Simple that the bigger you get the harder it is to grow and ultimately the growth slows to modest inflation or GDP adjustments. We see many companies fearing this rush out and make bad acquisitions – but that’s another story.
I want to focus on how this law can at times be broken when the underlying market fundamentally changes and the example is Microsoft (Nasdaq code: MSFT). On a PE of 30x it is expensive, but this US$1.37trillion company grew EPS by 40% making it cheap using a simple PEG ratio. It is up six fold in the last decade and in the decade before is was red.
How is a trillion dollar company able to grow earnings 40%? Broadly software as a service and cloud computing but the story is bigger, edge computing. Certainly the story is no longer Windows. Edge computing is the vast number of small devices that are invading our homes, offices and lives. Examples are; streaming music and movies, smart bulbs, security systems and virtual assistants. This is just a few examples, but they’re fundamentally changing our lives and the demands on processes and data storage and importantly the data is close to the device to ensure speed, requiring data centers everywhere.
Add to this the amount of data we create and need to store. For the first time in my life I have data that only exists in the cloud, simple because I have so much data. Now I am paranoid, so I keep it on two clouds, and wildy encrypted.

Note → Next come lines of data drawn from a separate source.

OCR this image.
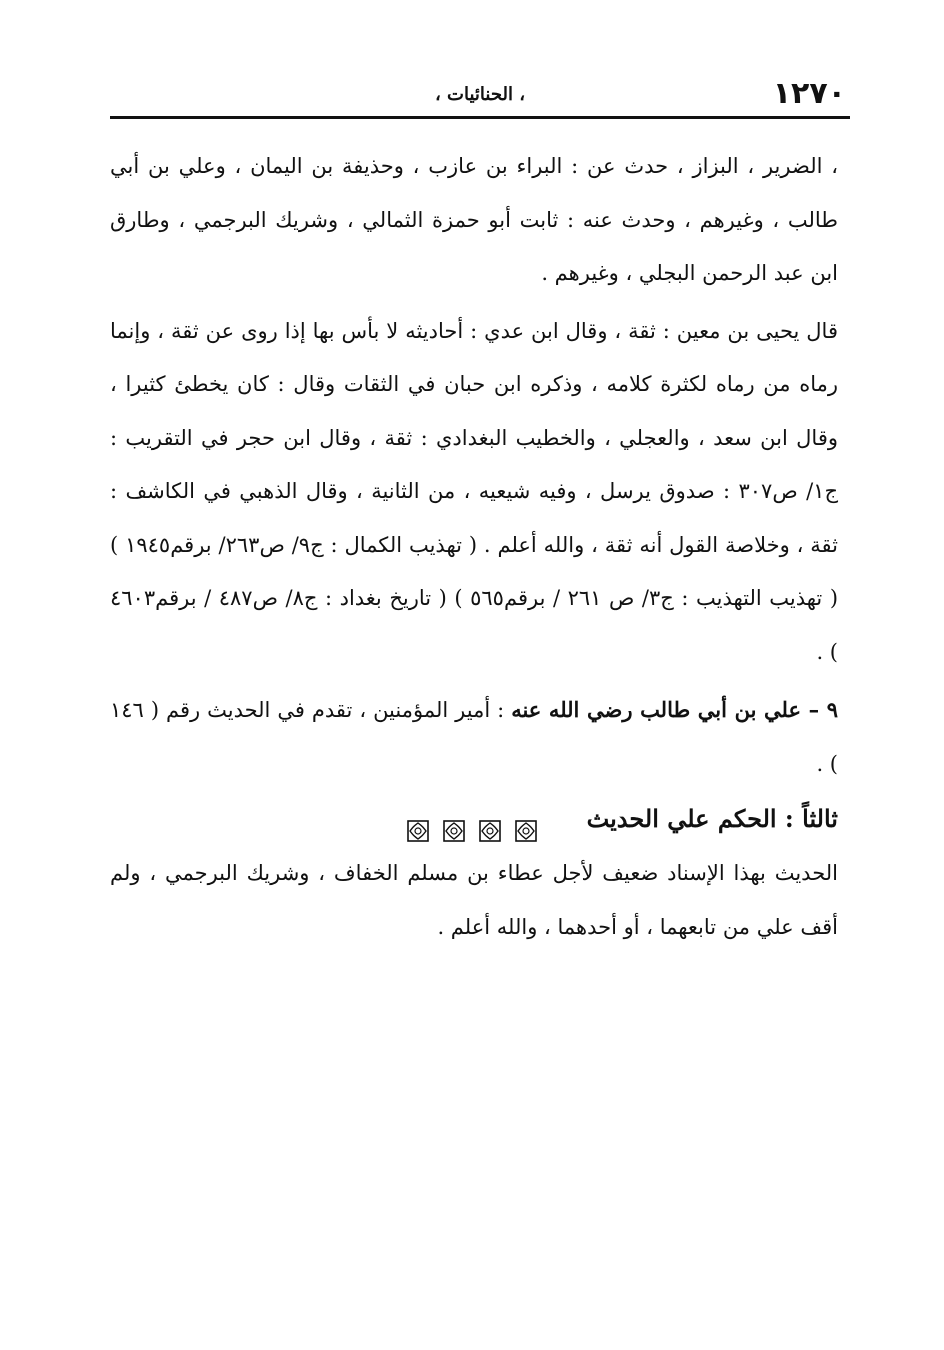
١٢٧٠
، الحنائيات ،

، الضرير ، البزاز ، حدث عن : البراء بن عازب ، وحذيفة بن اليمان ، وعلي بن أبي طالب ، وغيرهم ، وحدث عنه : ثابت أبو حمزة الثمالي ، وشريك البرجمي ، وطارق ابن عبد الرحمن البجلي ، وغيرهم .

قال يحيى بن معين : ثقة ، وقال ابن عدي : أحاديثه لا بأس بها إذا روى عن ثقة ، وإنما رماه من رماه لكثرة كلامه ، وذكره ابن حبان في الثقات وقال : كان يخطئ كثيرا ، وقال ابن سعد ، والعجلي ، والخطيب البغدادي : ثقة ، وقال ابن حجر في التقريب : ج١/ ص٣٠٧ : صدوق يرسل ، وفيه شيعيه ، من الثانية ، وقال الذهبي في الكاشف : ثقة ، وخلاصة القول أنه ثقة ، والله أعلم . ( تهذيب الكمال : ج٩/ ص٢٦٣/ برقم١٩٤٥ ) ( تهذيب التهذيب : ج٣/ ص ٢٦١ / برقم٥٦٥ ) ( تاريخ بغداد : ج٨/ ص٤٨٧ / برقم٤٦٠٣ ) .

٩ – علي بن أبي طالب رضي الله عنه : أمير المؤمنين ، تقدم في الحديث رقم ( ١٤٦ ) .

ثالثاً : الحكم علي الحديث

الحديث بهذا الإسناد ضعيف لأجل عطاء بن مسلم الخفاف ، وشريك البرجمي ، ولم أقف علي من تابعهما ، أو أحدهما ، والله أعلم .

Data storage or cloud computing was hardly even an idea a decade ago. All the talk was of slim clients with all processing and data in the cloud. Back then Google (Nasdaq code: GOOGL) was the leader, but it has exploded and Google now trails in third position and we never really got to slim clients (Chromebooks the exception and services like Stadio newly trying).
This has changed companies such as Amazon (Nasdaq code: AMZN) and Microsoft (Google oddly lags in cloud) who are the leaders in cloud computing.
The thing is one could have made a solid argument that even under new management Microsoft was largely ex-growth and a mature company.
But then business models came along, they grabbed them with both hands and now they’re growing faster then they have in over two decades. This growth changes the game for Microsoft, Amazon and others. I have no idea where it ends but this trend can go on for a lot longer and they can grow revenue by a bunch more and then, hello two trillion dollar company.
What is noticeable that this is a tech issue and that traditional brick and mortar companies, miners and the like do not have this potential. They do hit the law of large numbers, but computing and the internet has changed the rules for tech stocks.
Of course eventually the law of large numbers will come into play again and growth will slow.